As an investing company in accordance with the AIM Rules, the Company is required to make an acquisition or acquisitions which constitutes a reverse takeover under the AIM Rules or otherwise implement its Investing Policy on or before the date falling 12 months from the adoption of the Investing Policy failing which, the Ordinary Shares will be suspended from trading on AIM. Accordingly, the Company must implement its Investing Policy to the satisfaction of the London Stock Exchange by no later than 9 September 2015. In the event that the Ordinary Shares are so suspended and the Company fails to make an acquisition or acquisitions which constitute a reverse takeover under the AIM Rules or otherwise implement its proposed Investing Policy, the admission to trading on AIM would be cancelled six months from the date of suspension.

Currently the Company has not substantially implemented its Investing Policy to the satisfaction of the London Stock Exchange and Guscio may therefore become suspended from trading on AIM. The Company has been actively looking for complementary acquisition and investment targets to Sportsdata in the educational technology sector with a view to making further investments in accordance with the Investing Policy and to achieve certainty regarding satisfaction of implementation of the Investing Policy in accordance with the AIM Rules.

While the Company has undertaken a significant amount of due diligence and negotiations are advanced on a number of potential investments, there is no guarantee that a transaction will be completed. It is, however, envisaged that any future transactions, being acquisitions/investments, fundraisings, or, any other corporate activity, may require the issue of new Ordinary Shares. Accordingly, the Company is seeking new general authorities for the issuance of Ordinary Shares now, such that it provides the Company with flexibility and agility to more readily proceed with potential transactions. 

Outlook

As set out in the Company’s interim results for the six month period ended 31 March 2015 which were announced on 4 June 2015, the Company's financial position has been strengthened. In total, £864,000 (£860,000 net of costs) has been raised by the issue of new Ordinary Shares.

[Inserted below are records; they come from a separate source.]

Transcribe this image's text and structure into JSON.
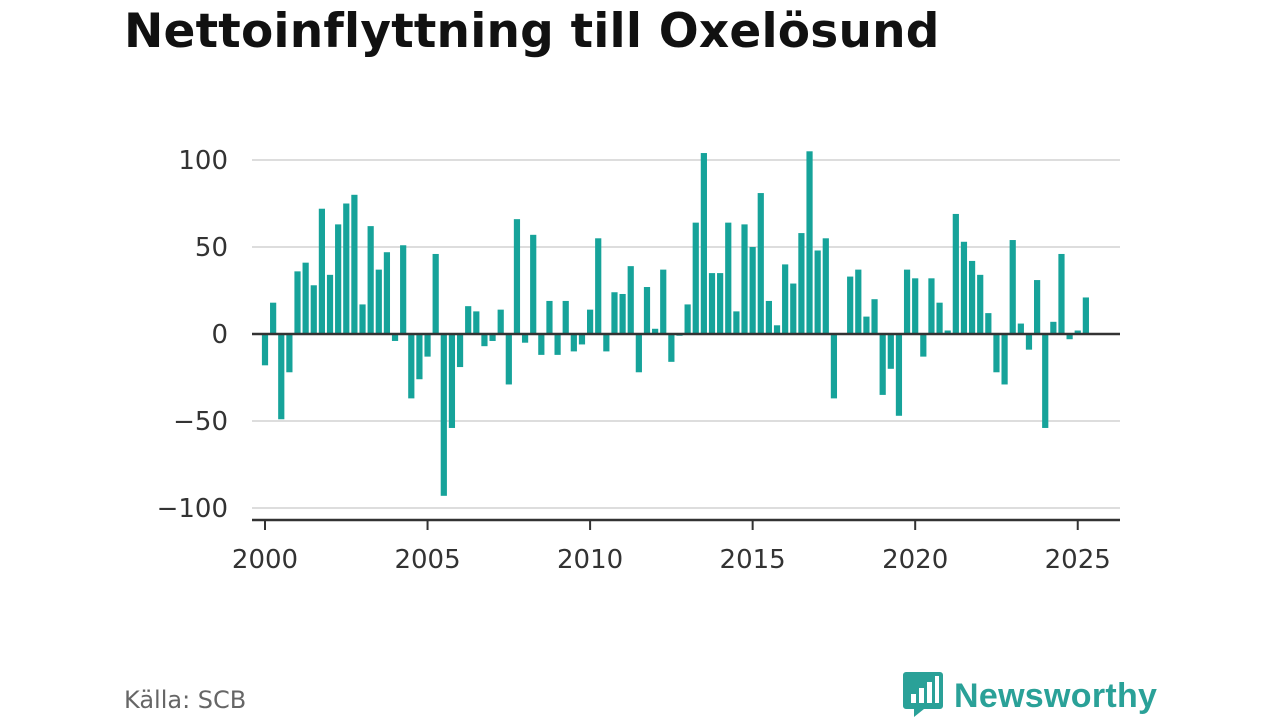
{
  "header": {
    "title": "Nettoinflyttning till Oxelösund"
  },
  "footer": {
    "source": "Källa: SCB",
    "brand": "Newsworthy",
    "brand_icon": "bar-chart-speech-bubble-icon"
  },
  "colors": {
    "bar": "#16a39a",
    "axis": "#333333",
    "grid": "#dddddd",
    "brand": "#2aa198"
  },
  "chart_data": {
    "type": "bar",
    "title": "Nettoinflyttning till Oxelösund",
    "xlabel": "",
    "ylabel": "",
    "ylim": [
      -100,
      105
    ],
    "xlim": [
      1999.6,
      2026.3
    ],
    "yticks": [
      100,
      50,
      0,
      -50,
      -100
    ],
    "ytick_labels": [
      "100",
      "50",
      "0",
      "−50",
      "−100"
    ],
    "xticks": [
      2000,
      2005,
      2010,
      2015,
      2020,
      2025
    ],
    "xtick_labels": [
      "2000",
      "2005",
      "2010",
      "2015",
      "2020",
      "2025"
    ],
    "grid": true,
    "x_start": "2000 Q1",
    "frequency": "quarterly",
    "values": [
      -18,
      18,
      -49,
      -22,
      36,
      41,
      28,
      72,
      34,
      63,
      75,
      80,
      17,
      62,
      37,
      47,
      -4,
      51,
      -37,
      -26,
      -13,
      46,
      -93,
      -54,
      -19,
      16,
      13,
      -7,
      -4,
      14,
      -29,
      66,
      -5,
      57,
      -12,
      19,
      -12,
      19,
      -10,
      -6,
      14,
      55,
      -10,
      24,
      23,
      39,
      -22,
      27,
      3,
      37,
      -16,
      -1,
      17,
      64,
      104,
      35,
      35,
      64,
      13,
      63,
      50,
      81,
      19,
      5,
      40,
      29,
      58,
      105,
      48,
      55,
      -37,
      0,
      33,
      37,
      10,
      20,
      -35,
      -20,
      -47,
      37,
      32,
      -13,
      32,
      18,
      2,
      69,
      53,
      42,
      34,
      12,
      -22,
      -29,
      54,
      6,
      -9,
      31,
      -54,
      7,
      46,
      -3,
      2,
      21
    ]
  }
}
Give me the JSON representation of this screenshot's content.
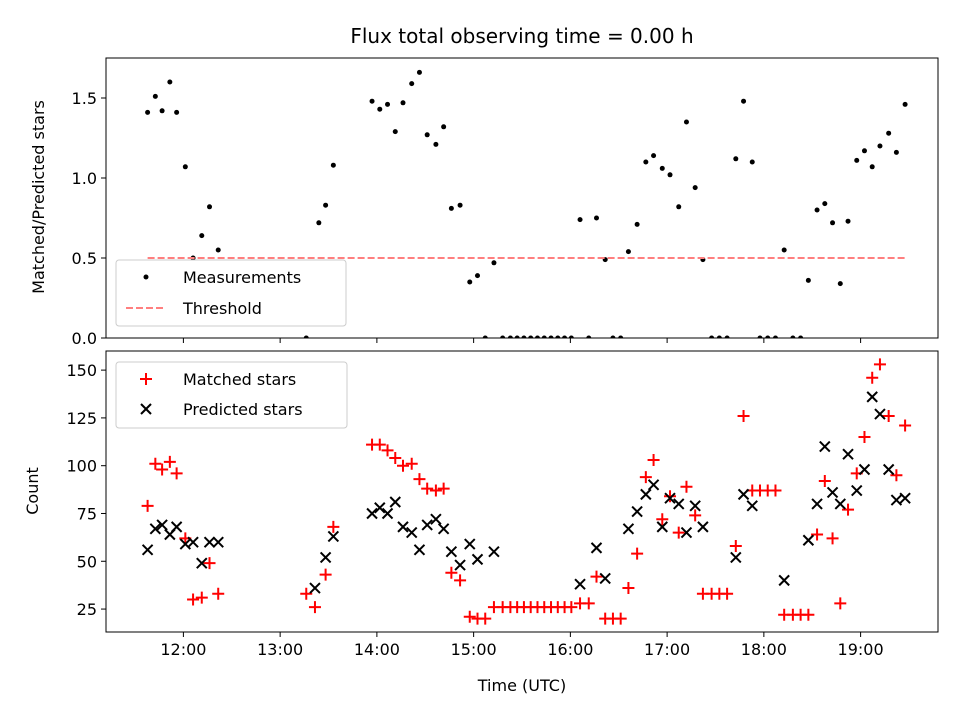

The Company is confident that it has identified exciting investment opportunities and that further complementary investment opportunities can be identified in the coming weeks and months. Therefore, the Board is confident that implementation of the Investing Policy can, and hopefully will, provide Shareholders with capital growth over time.

FURTHER ENQUIRIES

Guscio PLC
Tony Humphreys / Marcus Yeoman 020 3053 1897
Sanlam Securities UK Limited
Virginia Bull / Simon Clements 020 7628 2200
Peterhouse Corporate Finance Limited
Lucy Williams / Eran Zucker 020 7469 0936

DEFINITIONS

The following definitions apply throughout this document unless the context requires otherwise:

“AIM” AIM, the market of that name operated by the London Stock Exchange;
“AIM Rules” the rules of the London Stock Exchange governing admission to, and operation of, AIM and comprising the AIM Rules for Companies and the AIM Rules for Nominated Advisers;
“Circular” means the circular to Shareholders of today’s date;
“Directors” or the “Board” the directors of the Company;
“Existing Ordinary Shares” the Ordinary Shares in issue as at the date of this document
“General Meeting” the general meeting of the Company to be held on 1 September 2015 (and any adjournment thereof) for the purposes of considering the Resolutions;
“Guscio” or the “Company” Guscio PLC whose registered office is at 27/28 Eastcastle Street, London W1W 8DH;
“Investing Policy” the investing policy of the Company as approved by Shareholders on 8 September 2014 and as set out in the circular to Shareholders dated 12 August 2014;
“London Stock Exchange” London Stock Exchange plc;
“Nominated Adviser” Sanlam Securities;
“Notice” the notice convening the General Meeting;
“Ordinary Shares” ordinary shares in the capital of the Company with a par value of 0.1 pence;
“Peterhouse” Peterhouse Corporate Finance Limited;
“Resolutions” the resolutions set out in the Notice;
“Sanlam Securities” Sanlam Securities UK Limited, the Company’s nominated adviser for the purposes of the AIM Rules;
“Shareholders” holders of the Existing Ordinary Shares from time to time;
“Warrant Instrument 2014” the warrant instrument issued by the Company dated 8 September 2014.